Fred was a maestro with the computer, her skill set more art than technological expertise, or so Niamh had said.

Niamh was champing at the bit to get working.

I changed and found Hollace by the front door. Surprisingly, Ulric and Jasper met us there, still in their muumuus, with a pale-faced Fred in tow.

“She didn’t want another sandwich,” Jasper said. “She wants weed or alcohol or both, or something harder. Her words.”

“I need a minute, that’s all,” Fred said, her voice shaky and raspier than usual.

“I almost want to comb my hair flat right now. My mind is spinning !” We all started walking.

“I mean…I’d really wanted to believe the towns around here didn’t have any cameras and that you were your own law, but I assumed you just owned the police and politicians.

That’s what the movies always say, right?

” She shook her head and looked back over the house. “Oh, wait, the fliers are gone.”

“No, that’s just a spell Ivy House does to keep people from seeing her property,” I told her as we neared Niamh’s place.

Niamh gently rocked in a chair on her porch with her basket of stones on her lap. She slowed as we neared, then stopped altogether when she spied Fred. “What’s the craic ?” she asked in greeting. “How’s things?”

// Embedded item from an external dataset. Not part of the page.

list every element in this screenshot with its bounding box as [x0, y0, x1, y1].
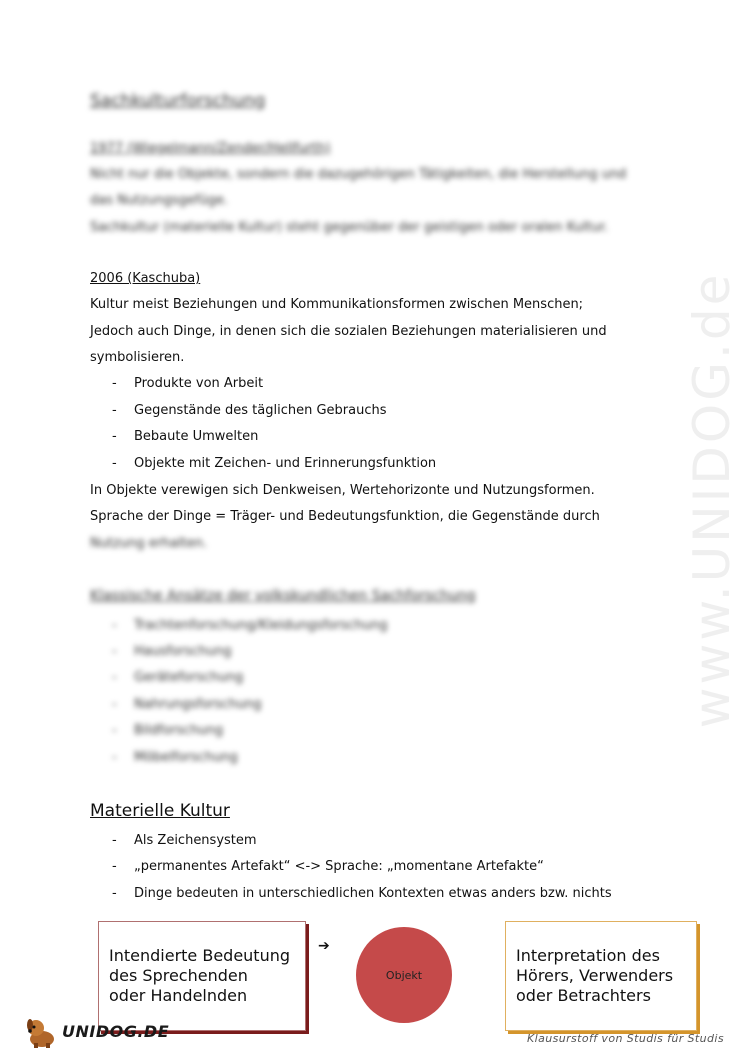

Fred pointed a shaky hand back the way we’d come. “You weren’t kidding.”

“O’course I wasn’t kidding, sure. What do ye think, I go around making stuff like that up? I haven’t got the imagination. Where are yis goin’?” Niamh put a lid on the basket. “Are yis goin’ for a pint?”

“Yeah, doctor’s orders,” Jasper said.

“Might as well, so.” Niamh put her basket on the porch before standing.

“I know we were going to meet up after I checked out the grounds, as you said, but—” Fred started.

“Not at all.” Niamh fell in step. “I see ye’ve got yer computer there. The pub is as good a place as any to get started. Soon as ye have a wee pint to settle yer nerves, that is.”

We walked for a moment in silence. Fred looked over her shoulder again at the house and sky above it.

“Just so that we’re all on the same page…” Ulric looped his arm through Fred’s. “When you twist and move too much in that jacket, you give us a peep show.”